Kommentar zur Flaute bei RB In diesem entscheidenden Punkt irren Rose & Co.
Trainer und Verantwortliche diagnostizieren mangelnde Intensität und Mentalität nach Führungen als Ursachen für die Malaise bei RB. Doch keiner spricht an, woran es eigentlich hapert.
Leipzig – Wie Marco Rose sich nach schwachen Leistungen vor seine Mannschaft stellt, ist ehrenwert.
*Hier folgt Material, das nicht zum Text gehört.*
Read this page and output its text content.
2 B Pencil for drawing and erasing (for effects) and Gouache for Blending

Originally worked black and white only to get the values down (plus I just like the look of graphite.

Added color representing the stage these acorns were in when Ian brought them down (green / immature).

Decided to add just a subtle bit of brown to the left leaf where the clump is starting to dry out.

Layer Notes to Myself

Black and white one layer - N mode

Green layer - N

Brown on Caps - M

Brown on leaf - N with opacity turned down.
Er sucht die Ursachen lieber bei sich selbst, anstatt seine Spieler öffentlich zu kritisieren. Wenn er zu dem Schluss kommt, dass er nicht in der Lage war, dem Team das nötige Feuer zu verleihen, schwächt er damit seine eigene Position, um die Spieler zu schützen. Doch in einem Punkt dürften der Trainer und auch Sportchef Marcel Schäfer irren.
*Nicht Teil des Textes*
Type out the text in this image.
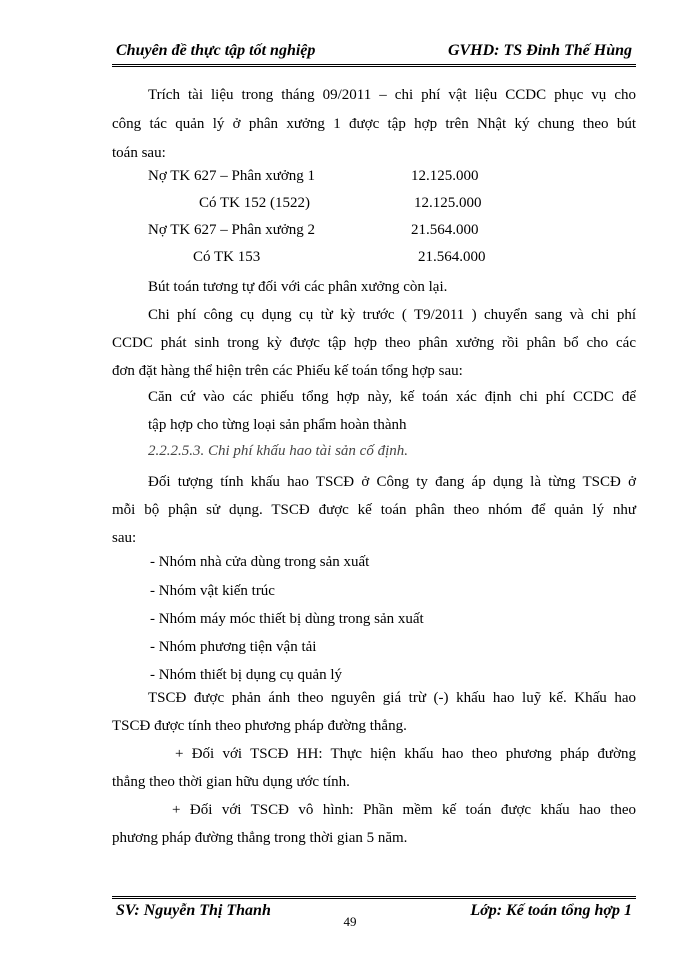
Chuyên đề thực tập tốt nghiệp	GVHD: TS Đinh Thế Hùng
Trích tài liệu trong tháng 09/2011 – chi phí vật liệu CCDC phục vụ cho
công tác quản lý ở phân xưởng 1 được tập hợp trên Nhật ký chung theo bút
toán sau:
Nợ TK 627 – Phân xưởng 1	12.125.000
Có TK 152 (1522)	12.125.000
Nợ TK 627 – Phân xưởng 2	21.564.000
Có TK 153	21.564.000
Bút toán tương tự đối với các phân xưởng còn lại.
Chi phí công cụ dụng cụ từ kỳ trước ( T9/2011 ) chuyển sang và chi phí
CCDC phát sinh trong kỳ được tập hợp theo phân xưởng rồi phân bổ cho các
đơn đặt hàng thể hiện trên các Phiếu kế toán tổng hợp sau:
Căn cứ vào các phiếu tổng hợp này, kế toán xác định chi phí CCDC để
tập hợp cho từng loại sản phẩm hoàn thành
2.2.2.5.3. Chi phí khấu hao tài sản cố định.
Đối tượng tính khấu hao TSCĐ ở Công ty đang áp dụng là từng TSCĐ ở
mỗi bộ phận sử dụng. TSCĐ được kế toán phân theo nhóm để quản lý như
sau:
- Nhóm nhà cửa dùng trong sản xuất
- Nhóm vật kiến trúc
- Nhóm máy móc thiết bị dùng trong sản xuất
- Nhóm phương tiện vận tải
- Nhóm thiết bị dụng cụ quản lý
TSCĐ được phản ánh theo nguyên giá trừ (-) khấu hao luỹ kế. Khấu hao
TSCĐ được tính theo phương pháp đường thẳng.
+ Đối với TSCĐ HH: Thực hiện khấu hao theo phương pháp đường
thẳng theo thời gian hữu dụng ước tính.
+ Đối với TSCĐ vô hình: Phần mềm kế toán được khấu hao theo
phương pháp đường thẳng trong thời gian 5 năm.
SV: Nguyễn Thị Thanh	Lớp: Kế toán tổng hợp 1
49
Mantraartig sucht Rose die Ursachen in mangelnder Intensität und Aggressivität. Und tatsächlich sind die Leipziger gegen Hoffenheim knapp sechs Kilometer weniger gelaufen und haben 60 Prozent der Zweikämpfe verloren – vor allem auch die wichtigen direkt vor den Toren. Schäfer machte ein Mentalitätsproblem nach Führungstreffern aus.
Zu wenig Rüstzeug
Doch keiner spricht an, wo es tatsächlich klemmt: an der mangelnden Struktur und Eindimensionalität in der Spielsteuerung. Das, was etwa Julian Nagelsmann lockenden Ballbesitz nannte – Ballbesitz als Gegenpressing-Verstärker –, ist nicht zu sehen. Vielmehr hat sich das Team in der Gesamtschau spielerisch zurückentwickelt. Natürlich hängt das auch mit dem Abgang von Dani Olmo zusammen und vor allem den Verletzungen von Taktgeber Xaver Schlager und Spielmacher Xavi Simons. Doch wenn das Spiel einer Mannschaft an ein, zwei Akteuren hängt, zeugt das auch davon, dass die, die da sind, zu wenig Rüstzeug haben, um mehr Spielkontrolle herzustellen.
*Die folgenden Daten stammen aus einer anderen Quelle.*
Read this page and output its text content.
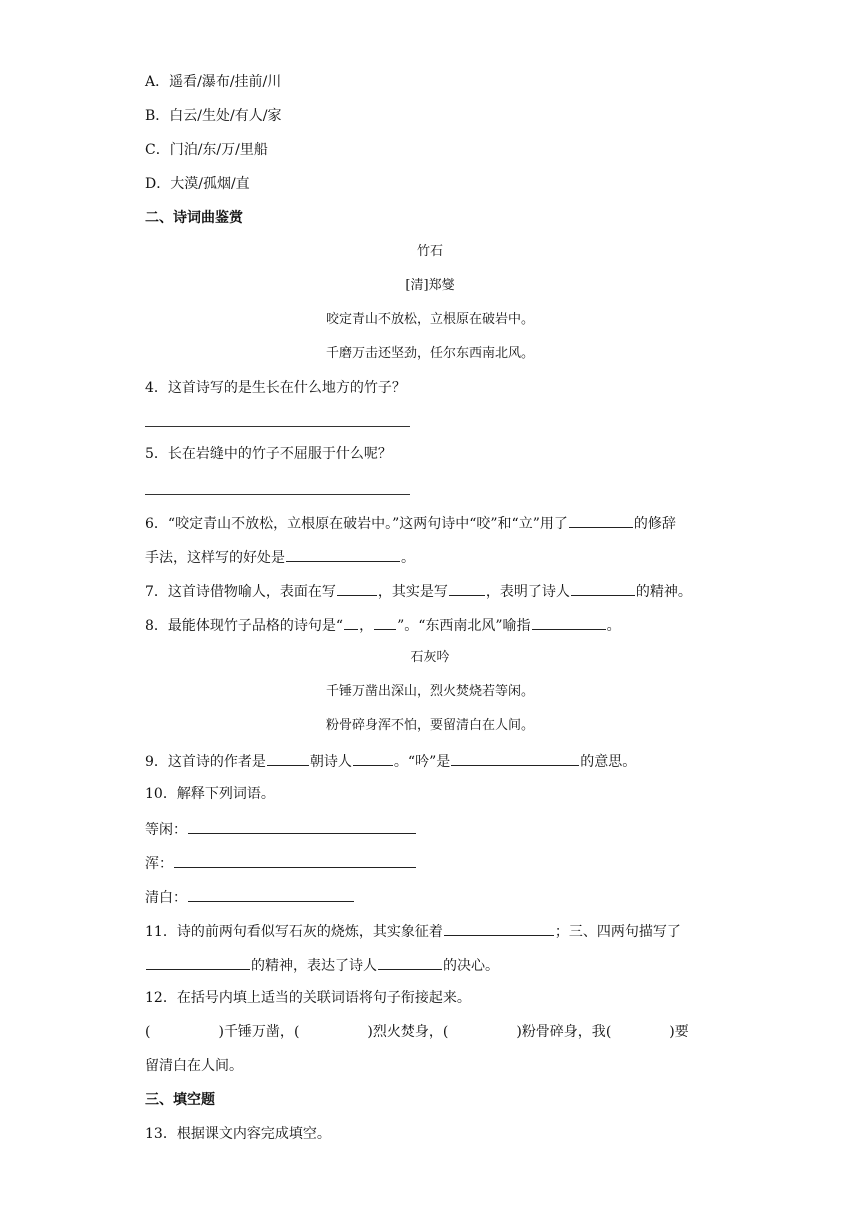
A．遥看/瀑布/挂前/川
B．白云/生处/有人/家
C．门泊/东/万/里船
D．大漠/孤烟/直
二、诗词曲鉴赏
竹石
[清]郑燮
咬定青山不放松，立根原在破岩中。
千磨万击还坚劲，任尔东西南北风。
4．这首诗写的是生长在什么地方的竹子？
5．长在岩缝中的竹子不屈服于什么呢？
6．“咬定青山不放松，立根原在破岩中。”这两句诗中“咬”和“立”用了	的修辞
手法，这样写的好处是	。
7．这首诗借物喻人，表面在写	，其实是写	，表明了诗人	的精神。
8．最能体现竹子品格的诗句是“ ， ”。“东西南北风”喻指	。
石灰吟
千锤万凿出深山，烈火焚烧若等闲。
粉骨碎身浑不怕，要留清白在人间。
9．这首诗的作者是	朝诗人	。“吟”是	的意思。
10．解释下列词语。
等闲：
浑：
清白：
11．诗的前两句看似写石灰的烧炼，其实象征着	；三、四两句描写了
的精神，表达了诗人	的决心。
12．在括号内填上适当的关联词语将句子衔接起来。
(	)千锤万凿，(	)烈火焚身，(	)粉骨碎身，我(	)要
留清白在人间。
三、填空题
13．根据课文内容完成填空。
Rose aber analysierte mit Verweis auf die drei erzielten Tore: „Inhaltlich haben wir kein Thema.” Heißt: Was spielerische Abläufe, Spielstruktur und Positionsspiel angeht, ist er grundsätzlich zufrieden. Aber genau darin dürfte der Schlüssel liegen, um wieder mehr Reife und Raffinesse in das Leipziger Spiel zu bringen.
Es braucht nicht mehr Feuer, sondern mehr Mittel
Das ist kein neues Problem, sondern war bereits in der Vorsaison Thema und Dauer-Kritikpunkt. In der Winterpause vor einem Jahr im spanischen La Manga thematisierte Rose das auch ausgiebig im Training und ließ das Team neue Strategien erarbeiten. Doch seither fand diesbezüglich keine Entwicklung mehr statt. In den öffentlichen Analysen des derzeitigen „Ergebnis- und Leistungsproblems” (Rose) spielt das Thema Spielanlage kaum eine Rolle.
Es braucht also eher keine feurigeren Kabinenansprachen von Rose, sondern die in Teilen junge Mannschaft muss mehr spielerische Mittel und Ideen an die Hand bekommen, um sich jenseits individueller Formkurven wieder als Team zu entwickeln und in Zeiten von Dauerbelastung und Verletztenmisere nicht nur auf immer höhere Intensität angewiesen zu sein, die die Spieler gerade nicht leisten können. Das sollten Trainerteam und Verantwortliche grundlegend erkennen und ehrlich ansprechen, um den freien Fall zu stoppen und die hohen Ansprüche zu erreichen.